“Who’d a thought it!—who’d ‘a thought it! Yet mebbe I’m wrong—an’ mebbe I’m right!—for the look o’ love never lightens a man’s eyes like that but once in his life—all the rest o’ the sparkles is only imitations o’ the real fire. The real fire burns once, an’ only once—an’ it’s fierce an’ hot when it kindles up in a man after the days o’ his youth are gone! An’ if the real fire worn’t in Passon’s eyes when he talked o’ the lady-love, than I’m an old idgit wot never felt my heart go dunt again my side in courtin’ time!”
Walden meanwhile went on his round of visits, and presently,—the circle of his poorer parishioners being completed,-he decided to call on Julian Adderley at his ‘cottage in the wood’ and tell him also of his intended absence. He had taken rather a liking to this eccentric off-shoot of an eccentric literary set,—he had found that despite some slight surface affectations, Julian had very straight principles, and loyal ideas of friendship, and that he was not without a certain poetic talent which, if he studied hard and to serious purpose, might develop into something of more or less worthiness.
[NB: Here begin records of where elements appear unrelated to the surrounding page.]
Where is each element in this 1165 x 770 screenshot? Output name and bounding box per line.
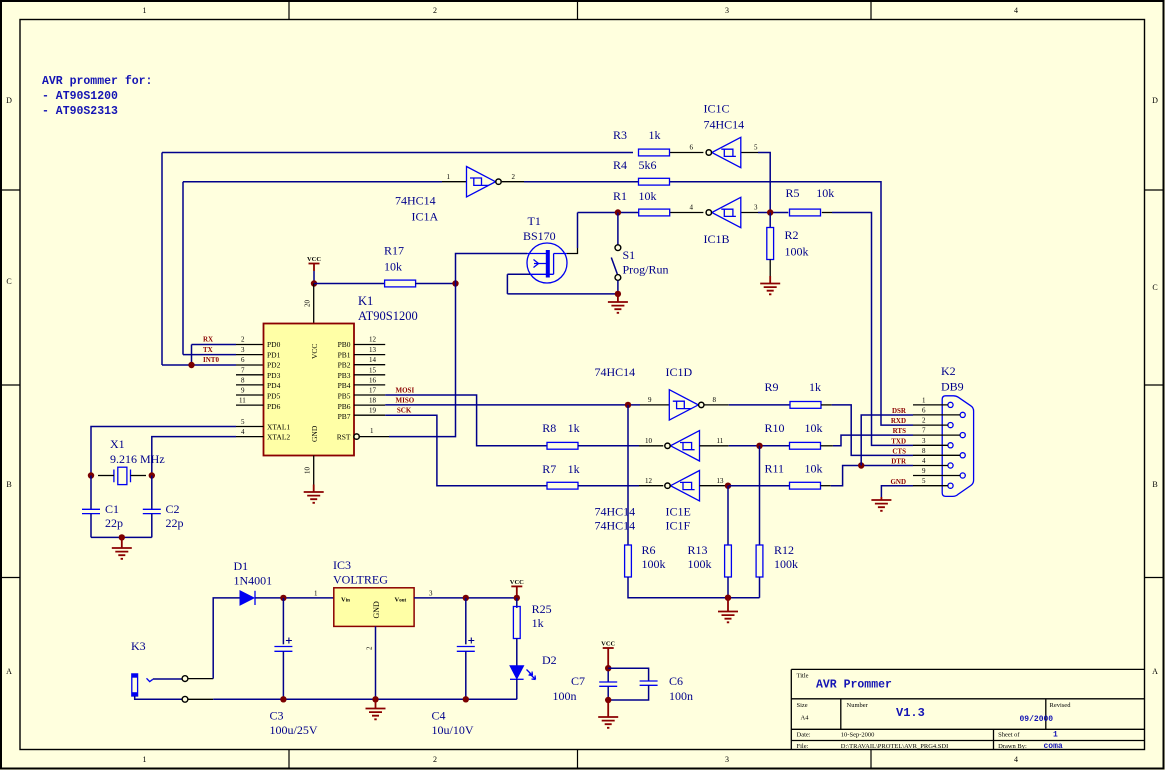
svg-text:MISO: MISO <box>396 397 415 405</box>
wire D1 to IC3 <box>256 597 334 599</box>
svg-text:C4: C4 <box>432 709 446 723</box>
svg-text:RXD: RXD <box>891 417 906 425</box>
IC K1 AT90S1200 body <box>264 294 418 456</box>
wire pulldown ground bus <box>628 577 760 598</box>
wire R4 to RXD corner <box>670 182 914 425</box>
svg-text:R8: R8 <box>542 421 556 435</box>
wire R17 right lead <box>415 283 455 285</box>
K2 pin stubs <box>913 405 960 486</box>
wire RX vertical <box>191 345 193 366</box>
svg-text:TX: TX <box>203 346 213 354</box>
svg-text:Title: Title <box>797 673 809 680</box>
junction crystal right <box>149 472 155 478</box>
svg-text:7: 7 <box>922 427 926 435</box>
wire C1 top lead <box>90 476 92 510</box>
svg-text:1: 1 <box>370 427 374 435</box>
resistor R9 <box>790 402 821 409</box>
svg-text:PB7: PB7 <box>338 412 351 421</box>
svg-text:10k: 10k <box>816 186 834 200</box>
svg-text:C2: C2 <box>166 502 180 516</box>
junction INT0 node <box>188 362 194 368</box>
wire R1 to IC1B output stub <box>670 212 704 214</box>
svg-text:2: 2 <box>241 336 245 344</box>
svg-text:CTS: CTS <box>892 447 906 455</box>
svg-text:3: 3 <box>922 437 926 445</box>
junction R17 gate node <box>452 280 458 286</box>
right border zone dividers <box>1145 190 1164 578</box>
wire R9 lead <box>821 404 832 406</box>
svg-text:8: 8 <box>922 447 926 455</box>
svg-text:11: 11 <box>239 397 246 405</box>
switch S1 <box>615 245 621 251</box>
wire XTAL2 pin stub <box>236 436 264 438</box>
K1 left pin names <box>267 340 290 442</box>
K3 sleeve circle <box>182 696 188 702</box>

Some lines that he had recently written and read aloud to Walden, had a haunting ring which clung to the memory:
Art thou afraid to live,
my Heart?
Look round and see
What life at its best,
With its strange unrest,
Can mean for thee!
Ceaseless sorrow and
toil,
Waits for each son of
the soil;
And the highest work
seems ever unpaid
By God and man,
In the mystic plan;—
Think of it! Art
thou afraid?
Art thou afraid to love, my
Heart?
Look well and see
If any sweet thing,
That can sigh or sing,
Hath need of thee!
Of Love cometh wild
desire,
Hungry and fierce as
fire,
In the souls of man
and maid,—
But the fulness thereof
Is the end of love,—
Think of it! Art
thou afraid?
Art thou afraid of Death,
my Heart?
Look down and see
What the corpse on the
bed,
So lately dead,
Can teach to thee!
Is it the close of the
strife,
Or a new beginning of
Life?
The secret is not betrayed;—
But Darkness makes clear
That Light must be near!
Think of it! Art
thou afraid?
“’Darkness makes clear, that Light must be near,’—I am sure that is true!”—murmured John, as he swung along at a quick pace through a green lane leading out of the village into the wider country, where two or three quaint little houses with thatched roofs were nestled among the fields, looking like dropped acorns in the green,—“It must be true,—there are so many old saws and sayings of the same kind, like ‘The darkest hour’s before the dawn.’ But why should I seek to console myself with a kind of Tupper ’proverbial philosophy’? I have no black hour threatening me,—I have nothing in the world to complain of or grumble at except my own undisciplined nature, which even at my age shows me it can ‘kick against the pricks’ and make a fool of me!”